With greater numbers of applications flooding admissions offices nationwide, universities have found they need to refine selectivity requirements.
Administrators at UMass are doing away with their old system in favor of a point system. The system, which developed from an interim policy in place last year, will take effect this fall, according to a UMass press release.
In the new system, race is only one of a number of factors used to assess an applicant’s potential contribution to diversity, according to the University press release. The institution revised its policy because of concerns about lawsuits challenging the credibility of affirmative action policies, according to the press release.
In the first stage of the UMass point system, high school GPA and combined SAT scores of each applicant is evaluated based on a sliding scale.
Those with the highest scores go under file review, the lowest scores go under rejects, and the rest go under point review.
In this last group, each applicant is assigned points in categories like GPA, state residency, achievement and diversity. Those with the highest total points will be offered admission.

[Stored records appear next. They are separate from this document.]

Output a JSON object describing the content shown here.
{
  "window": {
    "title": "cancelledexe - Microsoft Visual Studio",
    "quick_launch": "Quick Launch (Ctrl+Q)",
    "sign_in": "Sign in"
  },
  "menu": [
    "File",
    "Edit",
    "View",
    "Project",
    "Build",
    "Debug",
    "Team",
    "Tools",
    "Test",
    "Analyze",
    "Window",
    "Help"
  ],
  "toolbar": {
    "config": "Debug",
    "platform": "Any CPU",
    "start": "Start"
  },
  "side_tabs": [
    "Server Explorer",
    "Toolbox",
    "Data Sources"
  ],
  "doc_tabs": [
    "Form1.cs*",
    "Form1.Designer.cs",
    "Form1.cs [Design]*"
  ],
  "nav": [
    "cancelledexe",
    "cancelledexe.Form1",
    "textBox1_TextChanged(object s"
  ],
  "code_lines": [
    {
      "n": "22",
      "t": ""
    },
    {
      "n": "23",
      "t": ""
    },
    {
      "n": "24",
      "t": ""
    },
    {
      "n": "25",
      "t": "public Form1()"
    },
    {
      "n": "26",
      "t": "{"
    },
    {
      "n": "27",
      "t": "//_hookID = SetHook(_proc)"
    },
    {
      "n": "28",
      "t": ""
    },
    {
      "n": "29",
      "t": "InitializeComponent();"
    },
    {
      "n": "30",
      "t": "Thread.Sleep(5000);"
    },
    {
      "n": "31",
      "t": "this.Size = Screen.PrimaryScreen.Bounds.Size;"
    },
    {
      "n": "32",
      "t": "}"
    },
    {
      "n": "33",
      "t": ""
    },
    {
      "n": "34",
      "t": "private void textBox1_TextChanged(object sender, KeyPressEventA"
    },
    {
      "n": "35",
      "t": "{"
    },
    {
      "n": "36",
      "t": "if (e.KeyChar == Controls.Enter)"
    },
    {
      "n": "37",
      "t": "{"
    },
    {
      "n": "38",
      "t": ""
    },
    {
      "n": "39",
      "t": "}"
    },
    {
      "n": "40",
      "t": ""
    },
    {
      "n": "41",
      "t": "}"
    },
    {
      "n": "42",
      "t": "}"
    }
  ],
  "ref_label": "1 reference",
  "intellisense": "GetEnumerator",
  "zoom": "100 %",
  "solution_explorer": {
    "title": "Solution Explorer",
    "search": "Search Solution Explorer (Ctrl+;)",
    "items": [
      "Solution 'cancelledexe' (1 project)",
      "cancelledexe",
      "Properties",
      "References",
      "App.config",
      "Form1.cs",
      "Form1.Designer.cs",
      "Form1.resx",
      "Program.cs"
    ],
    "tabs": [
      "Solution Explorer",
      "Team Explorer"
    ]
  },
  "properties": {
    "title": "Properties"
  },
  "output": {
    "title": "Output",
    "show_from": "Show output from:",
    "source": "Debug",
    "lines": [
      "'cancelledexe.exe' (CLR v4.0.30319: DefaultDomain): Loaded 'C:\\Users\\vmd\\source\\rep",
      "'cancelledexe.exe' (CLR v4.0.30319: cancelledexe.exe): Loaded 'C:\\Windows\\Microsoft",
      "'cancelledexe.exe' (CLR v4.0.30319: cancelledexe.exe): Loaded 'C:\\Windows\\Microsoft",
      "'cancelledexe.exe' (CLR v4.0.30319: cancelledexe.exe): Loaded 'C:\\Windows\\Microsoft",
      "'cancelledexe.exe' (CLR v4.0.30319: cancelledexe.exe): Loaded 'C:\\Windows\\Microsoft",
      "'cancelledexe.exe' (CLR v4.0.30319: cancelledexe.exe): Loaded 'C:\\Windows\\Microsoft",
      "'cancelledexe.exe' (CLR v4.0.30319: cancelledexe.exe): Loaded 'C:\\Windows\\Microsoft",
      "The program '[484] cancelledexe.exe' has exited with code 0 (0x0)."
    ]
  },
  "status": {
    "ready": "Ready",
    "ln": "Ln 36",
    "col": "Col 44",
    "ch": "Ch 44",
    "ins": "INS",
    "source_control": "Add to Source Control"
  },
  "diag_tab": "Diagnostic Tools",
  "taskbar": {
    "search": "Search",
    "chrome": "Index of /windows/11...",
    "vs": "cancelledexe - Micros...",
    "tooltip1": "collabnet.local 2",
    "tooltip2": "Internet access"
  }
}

Sammie Robinson, an associate director of Admissions at GW, described the system as complex. GW also divides applicants into initial categories, but Robinson said they don’t have a set system like UMass does.

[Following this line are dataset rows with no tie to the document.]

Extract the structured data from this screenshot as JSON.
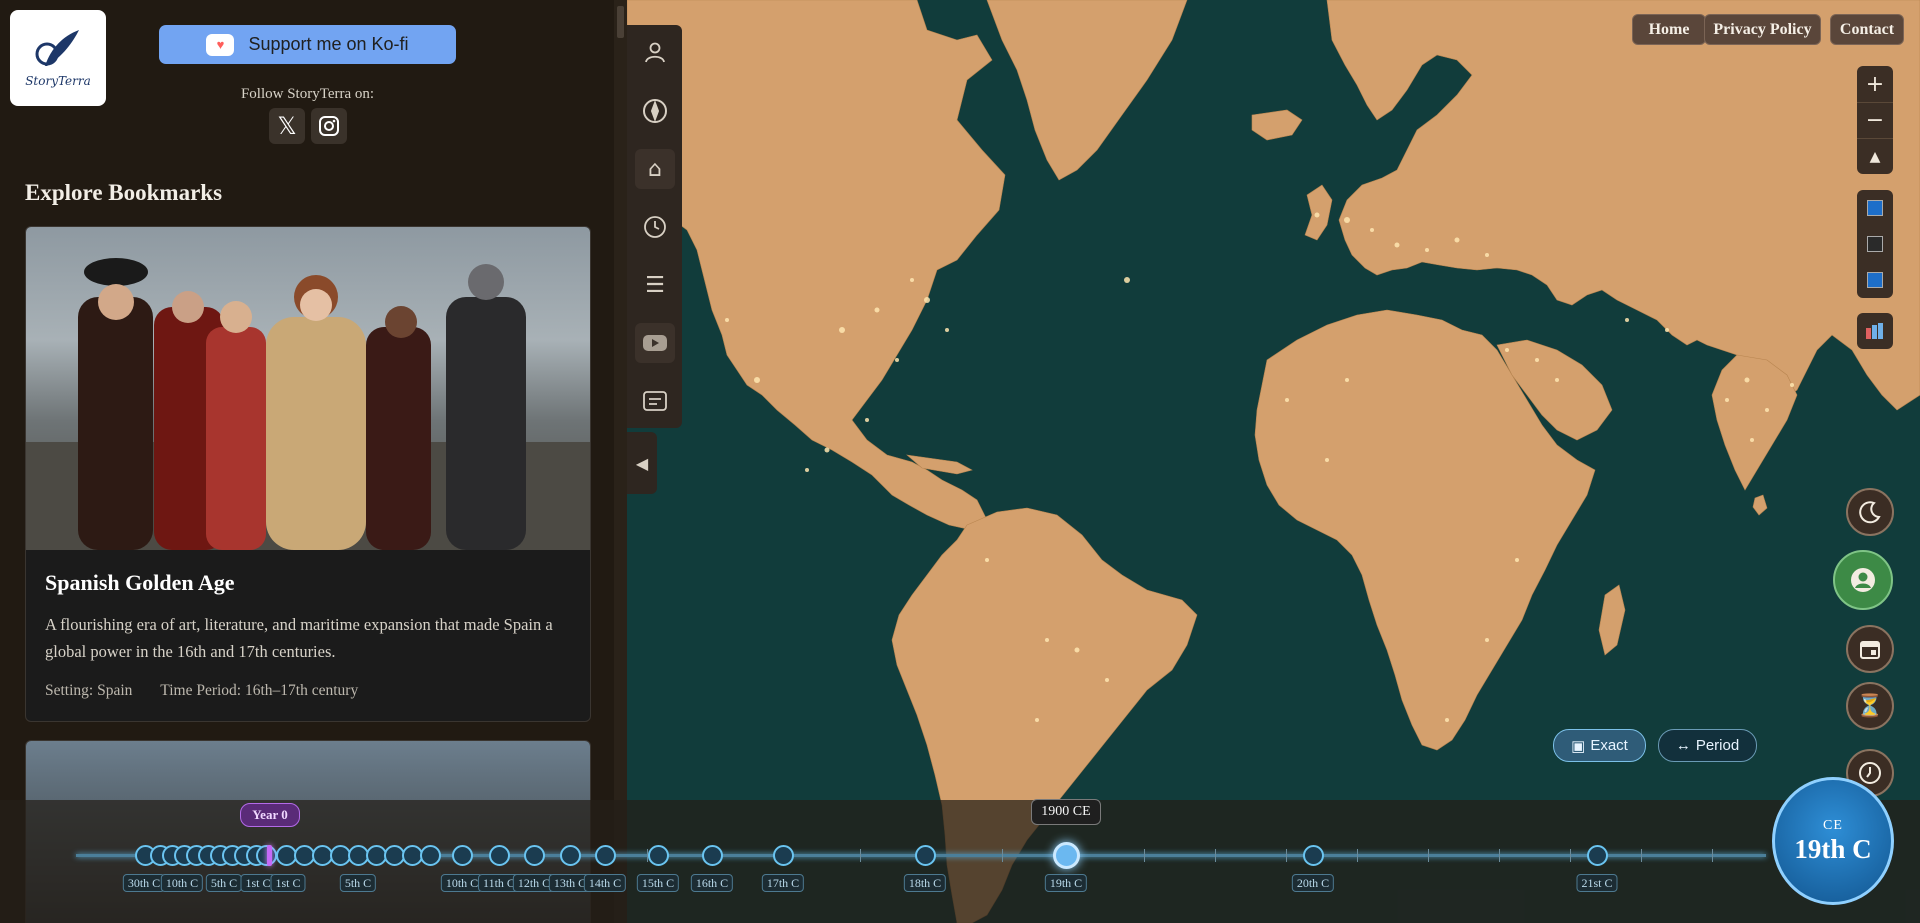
{
  "brand": {
    "logo_text": "StoryTerra",
    "logo_icon": "quill-logo-icon"
  },
  "support": {
    "label": "Support me on Ko-fi",
    "icon": "kofi-cup-icon"
  },
  "follow": {
    "text": "Follow StoryTerra on:",
    "links": [
      {
        "name": "x-icon"
      },
      {
        "name": "instagram-icon"
      }
    ]
  },
  "bookmarks": {
    "heading": "Explore Bookmarks",
    "cards": [
      {
        "title": "Spanish Golden Age",
        "description": "A flourishing era of art, literature, and maritime expansion that made Spain a global power in the 16th and 17th centuries.",
        "setting": "Setting: Spain",
        "time_period": "Time Period: 16th–17th century"
      }
    ]
  },
  "sidebar_icons": [
    "user-icon",
    "compass-icon",
    "home-icon",
    "clock-icon",
    "menu-icon",
    "youtube-icon",
    "subtitles-icon"
  ],
  "nav": {
    "home": "Home",
    "privacy": "Privacy Policy",
    "contact": "Contact"
  },
  "map_controls": {
    "zoom_in": "+",
    "zoom_out": "−",
    "north": "▲"
  },
  "mode_toggle": {
    "exact": "Exact",
    "period": "Period"
  },
  "timeline": {
    "year0_label": "Year 0",
    "current_date": "1900 CE",
    "era": "CE",
    "century": "19th C",
    "labels": [
      "30th C",
      "10th C",
      "5th C",
      "1st C",
      "1st C",
      "5th C",
      "10th C",
      "11th C",
      "12th C",
      "13th C",
      "14th C",
      "15th C",
      "16th C",
      "17th C",
      "18th C",
      "19th C",
      "20th C",
      "21st C"
    ]
  },
  "colors": {
    "land": "#d4a06d",
    "ocean": "#113c3b",
    "panel": "#211a12",
    "accent": "#6ac4f0"
  }
}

Basically, what GW is going to look at is a student’s performance in the context of their high school, Robinson said. Then, we do look at other factors, such as any kind of adversity that they have overcome and extra strengths as well.
He said other background information important to consider is whether the student was able to take advanced placement or honors courses, is the first generation in college or is from a professional background.
According to the release, officials examined (their) own practices and policies, studied the available research on the subject, considered the experience and plans of other institutions across the country and drew heavily on the advice and feedback of the Admissions Task Force appointed last spring.
Grace Henry, a counselor at GW’s Multicultural Student Center, said UMass is basically looking for a vehicle to level the playing field.
They are trying to take a step to better the position of many racial and ethnic minorities in reference to education in America, Henry said.
She said the potential students of different ethnic, economic and racial backgrounds with whom she has spoken are more concerned with financing their education.
Robinson said GW has no plan to change its system now.
What we’ve done here has served us well, but I can’t honestly say that it’s the best way or that we won’t re-evaluate it in the future, Robinson said.
This article appeared in the January 31, 2000 issue of the Hatchet.